1. Juchem, C. et al. 2015. NMR Biomed. 28:1526–1534

2. Gallichan, D. et al., 2011, MRM 65:702–714

3. Stockman, J. et al. 2010. MRM 2010 64: 447–456

4. Layton, K. et al. 2013. MRM 70:684–696

5. Witschey, W. et al. 2012. MRM 67:1620–1632

6. Jia, F. et al. Proc. ISMRM 2015 #3091

7. Littin, S. et al. Proc. ISMRM 2015 #1022

8. Kroboth, S. et al. Proc. ISMRM 2015 #1836

9. Layton, K. et al. Proc. ISMRM 2015 #2484

10. http://pulseq.github.io

11. Layton, K. et al. 2015 MRM (early view) doi:10.1002/mrm.25859

Figures

Fig. 1 The 12 spatial encoding fields achieved by combining elements of a matrix gradient coil.

Fig. 2 (a) relative currents required on the 12 channels of the matrix gradient coil to achieve the (b) approximately linear X and Y fields.

Fig. 3 (a) the shape of the local k-space density depicts the field variation over the field-of-view and (b) an image reconstructed using the DFT without correction contains substantial geometric distortions.

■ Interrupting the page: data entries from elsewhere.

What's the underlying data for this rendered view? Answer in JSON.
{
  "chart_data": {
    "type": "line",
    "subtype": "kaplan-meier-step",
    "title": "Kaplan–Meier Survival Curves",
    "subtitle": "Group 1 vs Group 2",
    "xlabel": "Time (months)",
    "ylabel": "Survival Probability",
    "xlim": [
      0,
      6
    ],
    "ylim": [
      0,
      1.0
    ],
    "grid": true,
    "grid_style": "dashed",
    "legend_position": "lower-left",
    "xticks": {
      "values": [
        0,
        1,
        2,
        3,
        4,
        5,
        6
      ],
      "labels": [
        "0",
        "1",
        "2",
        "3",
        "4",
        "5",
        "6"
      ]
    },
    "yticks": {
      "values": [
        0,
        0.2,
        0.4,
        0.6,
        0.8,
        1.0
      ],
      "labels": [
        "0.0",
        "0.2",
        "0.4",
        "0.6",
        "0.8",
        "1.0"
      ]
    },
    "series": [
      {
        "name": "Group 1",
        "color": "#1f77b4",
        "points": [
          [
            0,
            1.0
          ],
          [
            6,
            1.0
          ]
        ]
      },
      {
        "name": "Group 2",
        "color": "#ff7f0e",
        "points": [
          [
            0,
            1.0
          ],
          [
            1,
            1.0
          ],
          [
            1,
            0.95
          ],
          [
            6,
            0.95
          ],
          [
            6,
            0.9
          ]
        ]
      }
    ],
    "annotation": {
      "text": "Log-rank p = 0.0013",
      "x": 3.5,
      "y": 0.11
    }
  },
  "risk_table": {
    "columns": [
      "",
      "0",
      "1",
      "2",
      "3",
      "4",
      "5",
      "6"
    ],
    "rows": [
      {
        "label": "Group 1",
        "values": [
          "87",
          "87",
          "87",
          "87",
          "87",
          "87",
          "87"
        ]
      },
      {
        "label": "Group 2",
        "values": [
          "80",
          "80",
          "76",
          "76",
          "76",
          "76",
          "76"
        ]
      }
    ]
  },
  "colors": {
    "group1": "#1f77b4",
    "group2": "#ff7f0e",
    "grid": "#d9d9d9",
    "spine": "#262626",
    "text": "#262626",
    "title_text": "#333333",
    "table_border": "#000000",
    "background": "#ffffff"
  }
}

Fig. 4 Resolution phantom acquired using (a) the linear X and Y gradients of the clinical system and (b) the matrix gradient coil. The image in (b) was reconstructed with the conjugate gradient algorithm to correct for field distortions.

Fig. 5 Circle phantom acquired using (a) the linear X and Y gradients of the clinical system and (b) the matrix gradient coil together with a 31-channel RF receive coil. The image in (b) was reconstructed with the conjugate gradient algorithm to correct for field distortions and combine the RF channels.